For comparison, the same conditions as in Example 7 are used as Comparative Example 7 in which the developing roll does not satisfy the formula of the oil sum V0 as the surface roughness of Embodiment 1 (for example, the aluminum rough surface). As shown in FIG. 31, it was confirmed that the fog density of the toner transferred onto the photoconductor exceeds the allowable level after the number of printed sheets exceeds 4 kPV as shown in FIG.

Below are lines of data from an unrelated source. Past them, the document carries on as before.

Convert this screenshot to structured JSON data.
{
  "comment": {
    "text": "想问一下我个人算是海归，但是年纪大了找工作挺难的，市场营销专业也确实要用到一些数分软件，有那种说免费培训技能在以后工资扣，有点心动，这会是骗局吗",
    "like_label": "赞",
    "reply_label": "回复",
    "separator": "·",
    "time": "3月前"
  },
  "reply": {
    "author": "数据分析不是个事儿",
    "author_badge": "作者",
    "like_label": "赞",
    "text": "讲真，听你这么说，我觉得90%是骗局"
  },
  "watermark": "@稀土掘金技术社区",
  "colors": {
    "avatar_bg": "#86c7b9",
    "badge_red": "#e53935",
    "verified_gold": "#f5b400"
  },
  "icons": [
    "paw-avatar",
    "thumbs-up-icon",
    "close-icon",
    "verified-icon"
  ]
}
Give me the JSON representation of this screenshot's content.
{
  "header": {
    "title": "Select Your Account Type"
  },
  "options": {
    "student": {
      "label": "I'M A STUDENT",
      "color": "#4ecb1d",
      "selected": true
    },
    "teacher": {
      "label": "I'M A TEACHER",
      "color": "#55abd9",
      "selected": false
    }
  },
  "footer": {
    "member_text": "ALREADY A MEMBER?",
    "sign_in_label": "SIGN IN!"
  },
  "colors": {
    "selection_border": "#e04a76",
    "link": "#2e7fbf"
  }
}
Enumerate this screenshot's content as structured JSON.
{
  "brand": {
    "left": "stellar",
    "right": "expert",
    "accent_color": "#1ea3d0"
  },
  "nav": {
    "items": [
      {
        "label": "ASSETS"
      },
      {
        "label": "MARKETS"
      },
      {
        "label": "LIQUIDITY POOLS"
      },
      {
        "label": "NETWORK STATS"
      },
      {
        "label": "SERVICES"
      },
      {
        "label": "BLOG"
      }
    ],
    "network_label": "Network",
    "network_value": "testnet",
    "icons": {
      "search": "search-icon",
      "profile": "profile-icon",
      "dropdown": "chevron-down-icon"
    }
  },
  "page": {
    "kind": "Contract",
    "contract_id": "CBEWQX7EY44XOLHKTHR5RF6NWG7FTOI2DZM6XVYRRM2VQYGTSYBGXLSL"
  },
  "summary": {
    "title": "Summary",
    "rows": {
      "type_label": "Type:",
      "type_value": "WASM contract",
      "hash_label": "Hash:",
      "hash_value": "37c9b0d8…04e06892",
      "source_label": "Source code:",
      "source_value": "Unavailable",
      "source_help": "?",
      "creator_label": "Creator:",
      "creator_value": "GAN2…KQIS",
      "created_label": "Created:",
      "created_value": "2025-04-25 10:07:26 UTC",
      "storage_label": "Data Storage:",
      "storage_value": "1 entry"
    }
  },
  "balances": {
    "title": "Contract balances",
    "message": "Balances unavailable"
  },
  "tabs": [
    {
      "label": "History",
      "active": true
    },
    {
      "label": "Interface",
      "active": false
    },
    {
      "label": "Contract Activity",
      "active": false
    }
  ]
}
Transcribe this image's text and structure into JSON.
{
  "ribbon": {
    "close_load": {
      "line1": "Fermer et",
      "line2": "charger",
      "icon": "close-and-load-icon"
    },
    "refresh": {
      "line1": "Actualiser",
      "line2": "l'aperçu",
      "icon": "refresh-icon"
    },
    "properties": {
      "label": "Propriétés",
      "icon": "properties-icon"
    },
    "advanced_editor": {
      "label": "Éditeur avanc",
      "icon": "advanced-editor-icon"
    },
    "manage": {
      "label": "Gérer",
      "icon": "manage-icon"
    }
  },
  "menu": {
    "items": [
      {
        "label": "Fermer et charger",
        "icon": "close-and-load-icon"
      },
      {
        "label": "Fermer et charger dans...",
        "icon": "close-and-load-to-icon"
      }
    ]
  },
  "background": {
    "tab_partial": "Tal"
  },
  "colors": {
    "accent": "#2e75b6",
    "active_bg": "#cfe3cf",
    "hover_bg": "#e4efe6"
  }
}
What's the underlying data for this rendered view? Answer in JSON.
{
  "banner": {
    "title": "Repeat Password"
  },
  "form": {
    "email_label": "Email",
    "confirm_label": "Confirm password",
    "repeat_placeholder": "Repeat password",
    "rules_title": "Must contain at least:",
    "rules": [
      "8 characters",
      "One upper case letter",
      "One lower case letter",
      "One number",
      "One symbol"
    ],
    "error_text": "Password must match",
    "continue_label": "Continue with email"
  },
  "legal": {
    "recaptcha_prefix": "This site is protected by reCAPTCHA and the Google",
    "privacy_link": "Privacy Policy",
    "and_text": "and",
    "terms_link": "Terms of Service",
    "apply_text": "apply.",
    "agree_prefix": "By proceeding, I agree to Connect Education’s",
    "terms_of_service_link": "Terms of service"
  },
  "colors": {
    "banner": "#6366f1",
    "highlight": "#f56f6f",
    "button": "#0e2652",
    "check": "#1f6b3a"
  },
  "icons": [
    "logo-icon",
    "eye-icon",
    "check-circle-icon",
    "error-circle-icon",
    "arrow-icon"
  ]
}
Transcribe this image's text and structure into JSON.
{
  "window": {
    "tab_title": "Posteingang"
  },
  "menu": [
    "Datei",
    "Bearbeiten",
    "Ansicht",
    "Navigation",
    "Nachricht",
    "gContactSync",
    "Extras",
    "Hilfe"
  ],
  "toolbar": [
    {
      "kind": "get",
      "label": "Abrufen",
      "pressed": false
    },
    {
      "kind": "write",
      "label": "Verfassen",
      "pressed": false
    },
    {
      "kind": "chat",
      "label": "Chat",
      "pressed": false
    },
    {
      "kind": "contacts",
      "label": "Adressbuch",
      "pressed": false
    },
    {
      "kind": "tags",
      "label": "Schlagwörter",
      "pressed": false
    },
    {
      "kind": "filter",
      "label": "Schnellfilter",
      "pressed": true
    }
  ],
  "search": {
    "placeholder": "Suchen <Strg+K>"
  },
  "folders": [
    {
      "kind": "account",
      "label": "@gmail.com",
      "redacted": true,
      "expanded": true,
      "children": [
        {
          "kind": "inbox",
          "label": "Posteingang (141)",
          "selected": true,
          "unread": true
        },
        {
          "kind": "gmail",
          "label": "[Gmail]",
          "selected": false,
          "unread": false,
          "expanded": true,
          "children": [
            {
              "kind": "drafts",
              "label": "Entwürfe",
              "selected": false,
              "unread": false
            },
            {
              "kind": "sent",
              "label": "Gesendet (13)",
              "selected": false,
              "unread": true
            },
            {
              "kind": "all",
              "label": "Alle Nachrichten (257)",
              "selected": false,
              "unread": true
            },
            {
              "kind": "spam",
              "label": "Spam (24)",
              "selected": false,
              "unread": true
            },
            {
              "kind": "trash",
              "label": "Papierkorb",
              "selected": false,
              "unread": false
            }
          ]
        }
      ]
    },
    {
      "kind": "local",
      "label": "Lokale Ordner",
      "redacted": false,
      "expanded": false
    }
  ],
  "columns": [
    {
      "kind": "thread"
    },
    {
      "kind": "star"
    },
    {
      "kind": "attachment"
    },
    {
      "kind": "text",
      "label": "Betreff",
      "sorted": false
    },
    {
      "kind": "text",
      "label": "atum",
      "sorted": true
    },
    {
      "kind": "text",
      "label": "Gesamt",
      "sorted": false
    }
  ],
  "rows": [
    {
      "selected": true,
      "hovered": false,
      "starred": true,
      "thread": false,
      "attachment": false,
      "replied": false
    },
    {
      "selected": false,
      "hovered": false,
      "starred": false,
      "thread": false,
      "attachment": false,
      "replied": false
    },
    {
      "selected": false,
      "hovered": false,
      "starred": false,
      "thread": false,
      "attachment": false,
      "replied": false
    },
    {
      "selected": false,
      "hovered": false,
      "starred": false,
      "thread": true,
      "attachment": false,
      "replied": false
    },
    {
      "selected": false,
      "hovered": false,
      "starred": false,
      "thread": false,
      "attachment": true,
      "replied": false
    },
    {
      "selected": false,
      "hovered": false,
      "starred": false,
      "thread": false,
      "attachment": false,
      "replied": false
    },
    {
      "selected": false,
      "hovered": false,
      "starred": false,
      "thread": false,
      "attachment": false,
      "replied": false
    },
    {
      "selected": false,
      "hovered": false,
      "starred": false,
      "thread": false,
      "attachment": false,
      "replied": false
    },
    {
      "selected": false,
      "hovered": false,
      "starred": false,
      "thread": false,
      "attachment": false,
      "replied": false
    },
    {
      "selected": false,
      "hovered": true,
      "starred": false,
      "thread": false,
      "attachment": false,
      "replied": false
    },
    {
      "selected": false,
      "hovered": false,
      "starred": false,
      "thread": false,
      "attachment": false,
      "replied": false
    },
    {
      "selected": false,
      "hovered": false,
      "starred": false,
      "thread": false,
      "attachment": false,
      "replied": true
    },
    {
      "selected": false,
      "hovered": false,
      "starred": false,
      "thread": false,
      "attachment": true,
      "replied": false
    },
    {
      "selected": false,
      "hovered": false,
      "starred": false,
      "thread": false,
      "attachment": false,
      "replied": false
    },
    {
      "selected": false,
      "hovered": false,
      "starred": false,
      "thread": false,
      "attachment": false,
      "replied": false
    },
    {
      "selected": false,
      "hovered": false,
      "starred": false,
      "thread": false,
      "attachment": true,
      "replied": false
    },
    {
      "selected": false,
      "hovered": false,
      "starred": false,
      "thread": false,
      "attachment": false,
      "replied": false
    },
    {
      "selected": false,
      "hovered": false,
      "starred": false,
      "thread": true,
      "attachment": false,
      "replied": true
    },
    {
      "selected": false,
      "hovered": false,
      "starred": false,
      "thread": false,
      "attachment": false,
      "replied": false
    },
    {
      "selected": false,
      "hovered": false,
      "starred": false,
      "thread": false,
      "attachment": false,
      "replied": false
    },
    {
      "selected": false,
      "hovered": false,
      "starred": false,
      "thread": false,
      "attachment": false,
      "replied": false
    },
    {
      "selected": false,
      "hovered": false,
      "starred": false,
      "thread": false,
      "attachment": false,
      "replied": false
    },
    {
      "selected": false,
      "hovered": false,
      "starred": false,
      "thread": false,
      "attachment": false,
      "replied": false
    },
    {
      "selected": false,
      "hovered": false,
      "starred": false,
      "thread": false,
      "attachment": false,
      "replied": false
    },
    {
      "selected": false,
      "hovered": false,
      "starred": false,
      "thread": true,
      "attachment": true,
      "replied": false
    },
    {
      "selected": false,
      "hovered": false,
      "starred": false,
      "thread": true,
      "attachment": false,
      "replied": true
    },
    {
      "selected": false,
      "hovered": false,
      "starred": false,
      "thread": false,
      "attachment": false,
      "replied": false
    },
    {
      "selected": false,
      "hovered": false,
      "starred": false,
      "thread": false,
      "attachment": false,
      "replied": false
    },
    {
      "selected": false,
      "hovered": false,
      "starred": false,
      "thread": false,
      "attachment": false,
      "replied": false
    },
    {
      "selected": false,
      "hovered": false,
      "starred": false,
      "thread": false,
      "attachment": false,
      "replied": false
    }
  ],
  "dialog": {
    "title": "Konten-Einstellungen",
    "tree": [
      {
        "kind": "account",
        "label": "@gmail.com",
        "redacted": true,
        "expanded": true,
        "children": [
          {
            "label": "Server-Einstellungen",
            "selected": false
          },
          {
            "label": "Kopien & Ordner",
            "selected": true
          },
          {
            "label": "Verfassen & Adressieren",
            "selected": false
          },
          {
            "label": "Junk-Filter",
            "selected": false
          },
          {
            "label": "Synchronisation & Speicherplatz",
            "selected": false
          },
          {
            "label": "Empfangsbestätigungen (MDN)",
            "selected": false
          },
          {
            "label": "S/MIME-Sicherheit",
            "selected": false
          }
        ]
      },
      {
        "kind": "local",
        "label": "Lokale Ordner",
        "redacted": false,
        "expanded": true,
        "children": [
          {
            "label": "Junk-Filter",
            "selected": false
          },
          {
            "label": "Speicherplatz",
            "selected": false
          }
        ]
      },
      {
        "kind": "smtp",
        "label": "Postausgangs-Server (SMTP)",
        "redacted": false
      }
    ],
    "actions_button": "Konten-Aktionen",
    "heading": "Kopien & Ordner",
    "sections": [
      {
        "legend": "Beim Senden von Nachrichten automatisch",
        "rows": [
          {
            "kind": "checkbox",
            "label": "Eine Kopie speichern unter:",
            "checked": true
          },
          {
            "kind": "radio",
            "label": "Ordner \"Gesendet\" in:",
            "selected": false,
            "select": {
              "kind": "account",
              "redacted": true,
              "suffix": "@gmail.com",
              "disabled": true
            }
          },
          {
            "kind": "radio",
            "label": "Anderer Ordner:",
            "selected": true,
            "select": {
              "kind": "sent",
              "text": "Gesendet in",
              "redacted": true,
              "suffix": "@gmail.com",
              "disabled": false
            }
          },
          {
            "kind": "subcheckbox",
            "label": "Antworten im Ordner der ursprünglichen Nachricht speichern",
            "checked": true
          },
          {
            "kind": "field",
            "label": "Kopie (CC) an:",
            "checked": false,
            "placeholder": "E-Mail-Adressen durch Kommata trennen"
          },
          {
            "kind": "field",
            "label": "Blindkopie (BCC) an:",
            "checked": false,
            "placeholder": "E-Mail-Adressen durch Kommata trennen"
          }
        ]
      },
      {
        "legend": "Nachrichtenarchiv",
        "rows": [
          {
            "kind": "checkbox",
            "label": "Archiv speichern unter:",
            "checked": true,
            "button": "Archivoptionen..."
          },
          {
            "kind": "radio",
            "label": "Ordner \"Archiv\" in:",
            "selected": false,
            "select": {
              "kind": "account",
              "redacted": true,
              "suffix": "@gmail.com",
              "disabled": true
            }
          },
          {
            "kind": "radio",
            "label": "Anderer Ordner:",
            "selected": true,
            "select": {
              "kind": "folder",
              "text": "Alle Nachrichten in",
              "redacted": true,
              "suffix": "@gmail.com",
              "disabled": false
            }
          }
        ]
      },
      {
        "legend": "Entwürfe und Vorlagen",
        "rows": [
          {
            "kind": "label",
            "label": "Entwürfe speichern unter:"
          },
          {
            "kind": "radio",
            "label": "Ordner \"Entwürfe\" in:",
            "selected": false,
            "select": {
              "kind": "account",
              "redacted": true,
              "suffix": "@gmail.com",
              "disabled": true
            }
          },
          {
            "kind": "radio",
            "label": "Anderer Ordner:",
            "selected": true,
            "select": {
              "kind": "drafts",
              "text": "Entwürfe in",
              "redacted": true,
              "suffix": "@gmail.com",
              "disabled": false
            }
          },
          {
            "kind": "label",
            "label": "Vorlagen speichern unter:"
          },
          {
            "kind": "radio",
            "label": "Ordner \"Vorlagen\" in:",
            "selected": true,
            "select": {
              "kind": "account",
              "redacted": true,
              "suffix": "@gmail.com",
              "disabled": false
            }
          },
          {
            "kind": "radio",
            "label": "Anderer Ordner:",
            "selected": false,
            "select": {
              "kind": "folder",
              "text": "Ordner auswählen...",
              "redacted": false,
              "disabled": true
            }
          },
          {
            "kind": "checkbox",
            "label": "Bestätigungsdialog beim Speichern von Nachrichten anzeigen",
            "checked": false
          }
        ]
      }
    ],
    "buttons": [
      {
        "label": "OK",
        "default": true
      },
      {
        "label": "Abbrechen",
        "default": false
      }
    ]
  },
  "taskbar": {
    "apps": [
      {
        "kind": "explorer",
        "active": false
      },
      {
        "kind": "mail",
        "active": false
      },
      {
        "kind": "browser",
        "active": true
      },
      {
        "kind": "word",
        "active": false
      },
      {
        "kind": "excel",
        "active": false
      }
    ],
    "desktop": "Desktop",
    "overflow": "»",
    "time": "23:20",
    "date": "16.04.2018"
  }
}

  DESCRIPTION OF SYMBOLS 1 ... Toner holding body, 1a ... Conductive base material, 1b ... Coating layer, 2 ... Charging member, 3 ... Development electric field formation means, 5 ... Image holding body, 6 ... Developing apparatus, E ... Developing electric field, TN ... Toner, d: average particle diameter of toner, V0: amount of oil pool, m: development zone, Wca: average height of waviness curve element, Wc-Sm: average length of waviness curve element

Claims (10)

A toner holding body that is arranged in a non-contact manner facing an image holding body on which a latent image is held, holds toner and circulates and rotates,
A conductive substrate and a coating layer covering the surface of the conductive substrate;
The surface waviness of the coating layer is as follows. The average height of the waviness curve element is Wca, and the average length of the waviness curve element is Wc-Sm.
Wca ≦ 0.5 (μm)
Wc-Sm ≧ 2.5 (mm)
A toner holding member satisfying the following relationship: The toner holder according to claim 1.
The toner holding body, wherein the conductive base material is a metal cylindrical base material. The toner holder according to claim 1 or 2,
The toner carrier, wherein the surface waviness of the conductive substrate has Wca and Wc-Sm of the same degree as the coating layer. The toner holder according to any one of claims 1 to 3,
The toner holding body, wherein the coating layer is configured by a spray coating method. A toner holder according to any one of claims 1 to 4,
A charging member for charging the toner held on the toner holder;
By forming a developing electric field containing at least a DC component having a predetermined potential difference between the image carrier and the toner carrier, the toner held on the toner carrier and charged by the charging member A developing electric field forming means for flying the latent image on the image carrier and attaching the toner to the latent image for development;
A developing device comprising: The developing device according to claim 5, wherein
Assuming that the average particle diameter of the toner is d (μm) and the surface roughness of the toner holding member is V0, an oil pool amount corresponding to the amount of oil accumulated in the oil pool depth Rvk per 1 cm ² of the surface area is V0. ,
V0 / d <6.8 × 10 ⁻⁴
A developing device satisfying the relationship: The developing device according to claim 6.
The developing field forming device forms an electric field in which an alternating current component whose potential changes periodically is superimposed on the direct current component as the developing electric field. The developing device according to any one of claims 5 to 7,
The developing device according to claim 1, wherein the charging member is a metal plate-like member that contacts the surface of the toner holding member. A process cartridge that is detachably attached to a receiving portion formed in advance in an image forming apparatus housing,
An image carrier for holding a latent image;
9. A process cartridge comprising: a developing device according to claim 5 for developing a latent image held on the image holding member with toner. An image carrier for holding a latent image;
An image forming apparatus comprising: the developing device according to claim 5, wherein the latent image held on the image holding member is developed with toner.